People mostly cover the stars and lines using solid or feathered black circles but I use clone/heal tools because, in attempt to reduce the possibility of introducing new distortions, I try to make the magnitude portion of the decomposition as close to its neighbourhood as possible.
Workflow FFT (polar) decomposition → remove all stars and lines except for central ones → re-composition → observe effect and adjust if necessary
@Reptorian Let’s try a trimmed mean instead. The trimmed median method is a riff off that and may not be as practical. (The earlier sample looks weird probably because I normalized it.)
@Reptorian This version uses the trimmed median’s second finest details scale to guide the trimmed mean’s finest.

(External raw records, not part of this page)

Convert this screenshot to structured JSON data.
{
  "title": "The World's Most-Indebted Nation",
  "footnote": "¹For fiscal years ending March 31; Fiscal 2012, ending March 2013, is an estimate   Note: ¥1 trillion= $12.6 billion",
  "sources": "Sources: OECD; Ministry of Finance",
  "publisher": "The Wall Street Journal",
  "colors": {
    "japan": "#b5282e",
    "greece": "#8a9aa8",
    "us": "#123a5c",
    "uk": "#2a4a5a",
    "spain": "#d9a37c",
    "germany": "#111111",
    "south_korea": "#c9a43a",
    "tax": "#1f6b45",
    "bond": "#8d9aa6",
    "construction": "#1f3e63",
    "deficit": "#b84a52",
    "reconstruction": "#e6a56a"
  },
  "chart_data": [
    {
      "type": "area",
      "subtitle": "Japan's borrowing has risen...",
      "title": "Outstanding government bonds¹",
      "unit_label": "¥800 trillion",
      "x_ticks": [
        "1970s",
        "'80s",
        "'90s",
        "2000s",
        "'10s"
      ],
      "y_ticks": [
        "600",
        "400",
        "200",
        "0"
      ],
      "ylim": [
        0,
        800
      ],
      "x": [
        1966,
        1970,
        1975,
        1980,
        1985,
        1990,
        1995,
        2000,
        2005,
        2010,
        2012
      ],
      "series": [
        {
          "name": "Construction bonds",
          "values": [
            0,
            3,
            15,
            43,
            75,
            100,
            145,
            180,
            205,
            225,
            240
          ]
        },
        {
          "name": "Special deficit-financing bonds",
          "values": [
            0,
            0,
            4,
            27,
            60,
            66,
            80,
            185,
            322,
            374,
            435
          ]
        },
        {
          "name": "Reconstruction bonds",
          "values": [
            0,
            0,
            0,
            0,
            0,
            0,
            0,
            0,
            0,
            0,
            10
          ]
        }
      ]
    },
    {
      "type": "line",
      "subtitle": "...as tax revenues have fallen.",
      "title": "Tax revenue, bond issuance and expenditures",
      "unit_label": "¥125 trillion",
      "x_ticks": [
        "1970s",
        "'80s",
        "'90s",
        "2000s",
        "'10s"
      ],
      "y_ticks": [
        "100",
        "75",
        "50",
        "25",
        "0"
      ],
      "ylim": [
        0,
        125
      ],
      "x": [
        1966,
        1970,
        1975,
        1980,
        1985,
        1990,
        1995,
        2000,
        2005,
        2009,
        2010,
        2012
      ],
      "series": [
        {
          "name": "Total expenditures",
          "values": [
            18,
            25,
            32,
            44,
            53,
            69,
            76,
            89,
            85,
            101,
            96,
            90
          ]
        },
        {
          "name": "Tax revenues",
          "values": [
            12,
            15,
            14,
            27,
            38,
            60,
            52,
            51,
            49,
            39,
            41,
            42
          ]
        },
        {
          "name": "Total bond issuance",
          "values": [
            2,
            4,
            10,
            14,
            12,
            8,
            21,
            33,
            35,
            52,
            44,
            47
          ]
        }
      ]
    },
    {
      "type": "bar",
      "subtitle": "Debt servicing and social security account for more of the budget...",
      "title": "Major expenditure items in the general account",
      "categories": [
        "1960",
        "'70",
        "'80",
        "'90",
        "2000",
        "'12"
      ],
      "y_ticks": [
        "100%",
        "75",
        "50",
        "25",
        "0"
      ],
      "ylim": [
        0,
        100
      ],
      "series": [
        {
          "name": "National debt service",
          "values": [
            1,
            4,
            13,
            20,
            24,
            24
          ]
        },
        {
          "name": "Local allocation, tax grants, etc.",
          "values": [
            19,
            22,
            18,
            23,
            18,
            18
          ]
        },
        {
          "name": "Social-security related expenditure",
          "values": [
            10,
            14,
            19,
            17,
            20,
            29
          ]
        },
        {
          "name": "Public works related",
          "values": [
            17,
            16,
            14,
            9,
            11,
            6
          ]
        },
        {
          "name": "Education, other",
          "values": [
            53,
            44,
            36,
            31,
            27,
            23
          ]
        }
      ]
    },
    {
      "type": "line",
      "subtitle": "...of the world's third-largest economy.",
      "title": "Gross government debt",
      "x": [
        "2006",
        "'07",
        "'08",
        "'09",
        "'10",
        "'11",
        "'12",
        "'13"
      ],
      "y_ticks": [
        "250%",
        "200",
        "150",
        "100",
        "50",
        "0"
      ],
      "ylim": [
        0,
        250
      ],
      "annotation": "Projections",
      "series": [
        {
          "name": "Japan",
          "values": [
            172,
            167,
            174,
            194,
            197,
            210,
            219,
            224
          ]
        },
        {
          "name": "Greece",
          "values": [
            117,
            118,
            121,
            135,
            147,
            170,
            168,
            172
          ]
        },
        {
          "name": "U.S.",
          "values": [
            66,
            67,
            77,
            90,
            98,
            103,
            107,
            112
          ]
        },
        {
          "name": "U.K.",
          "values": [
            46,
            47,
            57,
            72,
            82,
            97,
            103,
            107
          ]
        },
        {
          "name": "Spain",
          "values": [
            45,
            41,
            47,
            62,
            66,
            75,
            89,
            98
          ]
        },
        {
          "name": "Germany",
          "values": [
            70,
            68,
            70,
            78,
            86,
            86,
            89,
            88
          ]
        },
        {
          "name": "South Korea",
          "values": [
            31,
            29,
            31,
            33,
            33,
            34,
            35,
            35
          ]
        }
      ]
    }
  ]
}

For a much higher cost, the returns are small.
You misread my post. None of the sample images are FFT-based restoration but rather trimmed median and/or trimmed mean.
This is from FFT restoration. I did this without clone/heal, only covering off-centre stars/lines. As you can see, doing so unfortunately weakens the subjects’ edges as well.
I’m working on the same problem. The best result was from the G’MIC “descreen” by Andreas Påhlsson. The preview showed an almost perfect result, but running the filter left vertical-line remnants not visible in the preview?
@Lee1 Please give FFT restoration a try and report back. If you are stuck along the way, we can give you pointers.
@okieman There is no way around the inaccurate preview. The only workaround I can think of is doing apply and checking to see if it looks okay in the host app; if not, undo, adjust parameters, then repeat.
BTW, if you want to explore, @Iain has a few restoration filters you may want to try.